The IRS will consider all relevant facts and circumstances when determining whether revocation of a charitable hospital’s 501(c)(3) status is warranted due to one or more failures to comply with the ACA.  Not surprisingly, the relevant facts include the size, scope and nature of the error or omission, the reason for the error or omission, the number of times the error or omission has happened and whether the charitable hospital promptly corrected the error or omission.  Thus, it appears that a charitable hospital would have to commit a fairly serious offense (i.e., one that is willful or egregious) or repeated offenses under the ACA before its 501(c)(3) status was revoked (thus converting the qualified 501(c)(3) bonds into taxable bonds).
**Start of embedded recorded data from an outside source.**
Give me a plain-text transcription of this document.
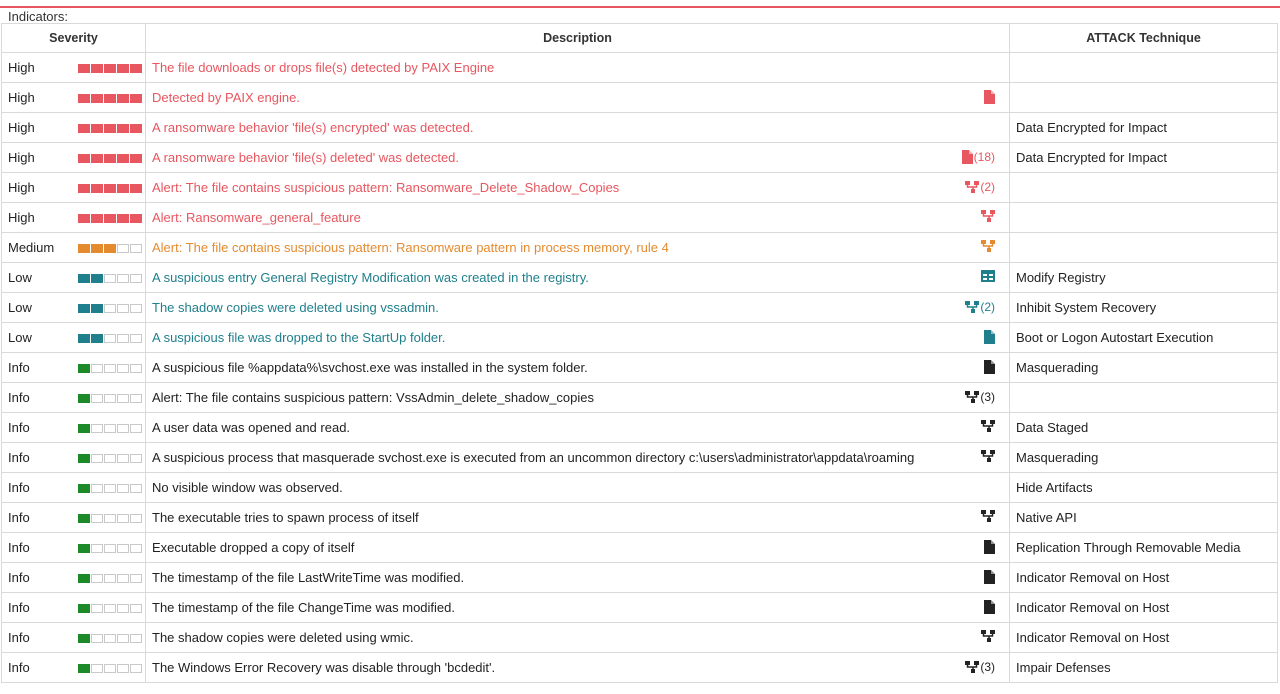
Indicators:
Severity	Description	ATTACK Technique
High	The file downloads or drops file(s) detected by PAIX Engine	
High	Detected by PAIX engine.

High	A ransomware behavior 'file(s) encrypted' was detected.	Data Encrypted for Impact
High	A ransomware behavior 'file(s) deleted' was detected. (18)	Data Encrypted for Impact
High	Alert: The file contains suspicious pattern: Ransomware_Delete_Shadow_Copies (2)	

High	Alert: Ransomware_general_feature

Medium	Alert: The file contains suspicious pattern: Ransomware pattern in process memory, rule 4

Low	A suspicious entry General Registry Modification was created in the registry.	Modify Registry
Low	The shadow copies were deleted using vssadmin. (2)	Inhibit System Recovery
Low	A suspicious file was dropped to the StartUp folder.	Boot or Logon Autostart Execution
Info	A suspicious file %appdata%\svchost.exe was installed in the system folder.	Masquerading
Info	Alert: The file contains suspicious pattern: VssAdmin_delete_shadow_copies (3)	

Info	A user data was opened and read.	Data Staged
Info	A suspicious process that masquerade svchost.exe is executed from an uncommon directory c:\users\administrator\appdata\roaming	Masquerading
Info	No visible window was observed.	Hide Artifacts
Info	The executable tries to spawn process of itself	Native API
Info	Executable dropped a copy of itself	Replication Through Removable Media
Info	The timestamp of the file LastWriteTime was modified.	Indicator Removal on Host
Info	The timestamp of the file ChangeTime was modified.	Indicator Removal on Host
Info	The shadow copies were deleted using wmic.	Indicator Removal on Host
Info	The Windows Error Recovery was disable through 'bcdedit'. (3)	Impair Defenses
If a charitable hospital operates more than one hospital facility and has a noncompliant facility, the charitable hospital is not likely to lose its 501(c)(3) status.  Rather, if the IRS determines that the noncompliant facility would lose its 501(c)(3) status under the facts and circumstances test if it was analyzed on a stand-alone basis, a facility-level tax will be applied to the income from the noncompliant facility.   The good news though is that the imposition of this tax does not convert the income from the noncompliant facility into unrelated trade or business income of the charitable hospital.  Accordingly, this type of violation of the ACA will not in and of itself increase the amount of private business use occurring in a hospital facility that was financed with qualified 501(c)(3) bonds.

Some Bad News:    Unfortunately, there is some bad news for governmental hospitals that also have 501(c)(3) status.  Although 501(r) appears to apply to all 501(c)(3) hospitals, many governmental hospitals with 501(c)(3) status had been hoping that, under the final regulations, they would be exempt from having to comply with all or some of the ACA requirements.  In this regard, they argued that because governmental hospitals are often the safety net health care providers in the communities in which they operate, these hospitals generally provide care irrespective of a patient’s ability to pay and also treat a disproportionate number of patients who are uninsured.   Unfortunately, no such exemption was created.   However, Treasury did kindly point out that if governmental hospitals are not happy about having to comply with the ACA requirements, they are free to voluntarily terminate their 501(c)(3) status (and even pointed them to Section 7.04(14) of Revenue Procedure 2014-4, which describes how this voluntary termination of 501(c)(3) status is done).

Effective Date:  The final regulations under 501(r) apply to a 501(c)(3) hospital’s first taxable year that begins after December 29, 2015.  Prior to that time, a 501(c)(3) hospital may rely on a reasonable, good faith interpretation of 501(r) to comply with the ACA requirements.